What Teaching Means: Stories from America’s Classrooms
Edited by Daniel Boster and Marni Valerio
(Rogue Faculty Press, 2012)
235 pp. $20
At a time when everyone from computer geeks to talk show hosts pontificates about what should happen in the classroom, the press and the government ignore those who know schools best—teachers. The editors of What Teaching Means: Stories from America’s Classrooms, however, chose to ask teachers to tell stories from their classrooms. The result is a series of compelling essays that remind readers that what matters in our schools isn’t laws or standards, but the lives of students and the teachers who nurture them. For the teachers in this book, classrooms are not about lockstep lessons fashioned by people who either taught decades ago or never taught, classrooms are about the student who learned to write, the one taken away from his home, the one killed in a drive-by, the one whose anger masked her pain. It’s about the messy, painful, sometimes tragic, sometimes delicious work of teaching at a time when so many in our country struggle to survive. Readers will weep and laugh along with the teachers who crowd these pages.
The Queen of Water
By Laura Resau and María Virginia Farinango
(Delacorte Press 2011)
342 pp. $16.99
María Virginia Farinango’s story, as told to award-winning young adult author Laura Resau, is about an experience shared by countless indigenous women in the Americas who work in virtual slavery as maids for mestizo families. It is also a story of perseverance and resilience. When Farinango is just 7 years old, her parents give her to a middle-class family to work as a servant. After eight years of abuse and deceit, she tries to go home, but finds that she no longer feels that she belongs there either. When she finally leaves and is asked if she wants revenge, she responds: “My revenge will be getting an education and having my own career.” She is able to pursue her dreams. Best of all, she embraces her indigenous roots and is proud of who she is and where she comes from. For high school students.
Under the Mesquite
By Guadalupe Garcia McCall
(Lee and Low Books, 2011)
207 pp. $17.95
Beautifully written in verse for grades 6 and up, first-time author Guadalupe Garcia McCall tells the story of high school student Lupita.

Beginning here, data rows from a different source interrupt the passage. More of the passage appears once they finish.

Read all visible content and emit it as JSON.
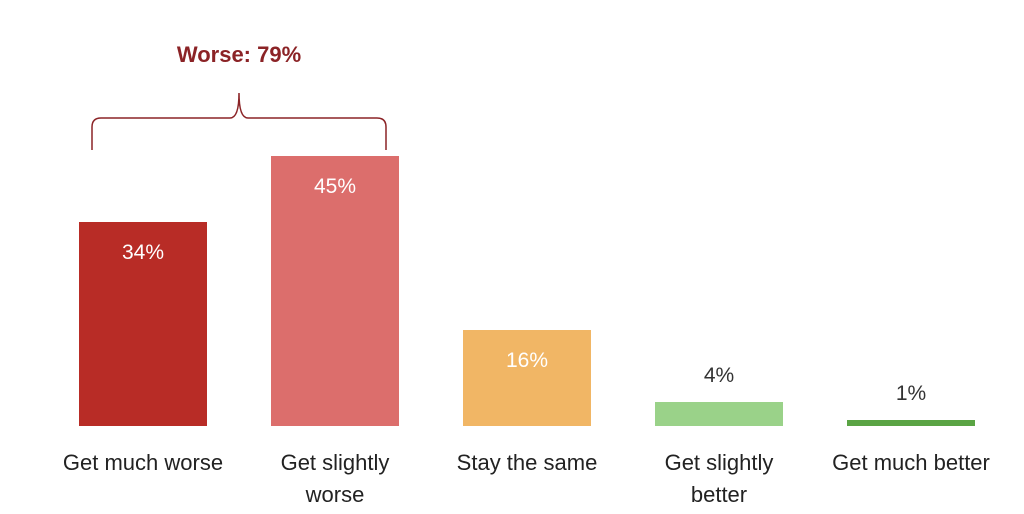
{
  "chart_data": {
    "type": "bar",
    "categories": [
      [
        "Get much worse"
      ],
      [
        "Get slightly",
        "worse"
      ],
      [
        "Stay the same"
      ],
      [
        "Get slightly",
        "better"
      ],
      [
        "Get much better"
      ]
    ],
    "values": [
      34,
      45,
      16,
      4,
      1
    ],
    "value_labels": [
      "34%",
      "45%",
      "16%",
      "4%",
      "1%"
    ],
    "colors": [
      "#b82c26",
      "#dc6e6c",
      "#f1b665",
      "#9ad289",
      "#5aa444"
    ],
    "title": "",
    "xlabel": "",
    "ylabel": "",
    "grid": false,
    "annotation": {
      "text": "Worse: 79%",
      "color": "#8b2326",
      "spans": [
        0,
        1
      ]
    }
  }
}
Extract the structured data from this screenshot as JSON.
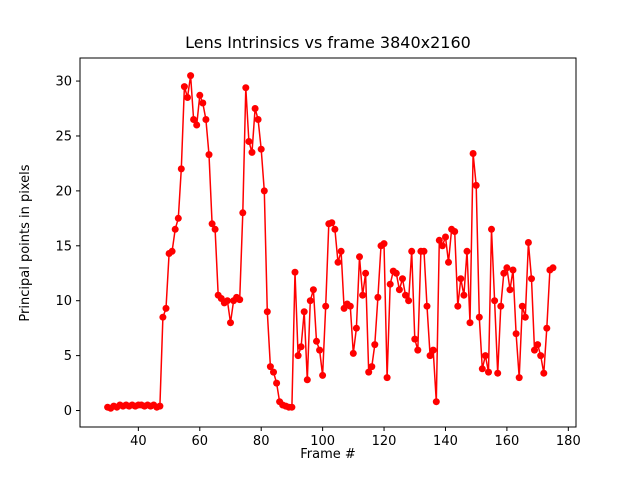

Uprooted from her native Mexico, Lupita has to learn a new language and a new way of life in Texas. “And I doubted los girasoles [sunflowers] would understand me anymore, because now I was speaking a different language. I swallowed consonants and burdened vowels.” Throughout the book, Lupita reflects on what it means to be part of two worlds. Lupita has to care for her seven siblings when her mother gets ill and her father is working. While Lupita is in her senior year, her mother dies, leaving her feeling even more adrift. Her grief keeps her from finding a connection to either of the worlds. After graduation, Lupita goes to her grandmother’s house in Mexico to heal and reflect. She comes to the realization that sometimes you have to start fresh, comparing herself to the cicadas that wait 17 years before they emerge from the ground.
The Wild Book
By Margarita Engle
(Houghton Mifflin Harcourt, 2012)
144 pp. $16.99
Based on the true story of her grandmother in turn of the century Cuba, this historical fiction title for upper elementary school readers is told in verse. Engle’s grandmother, Fefa, has a condition known as “word blindness.” The novel tells the story of Cuban poetry; the history of Cuba (including the brutal Spanish war against Cuban insurgents); and the saga of a young girl learning to write despite her dyslexia, thanks to her mother’s wise approach. Many of the historical references will be lost on young readers without help with background information.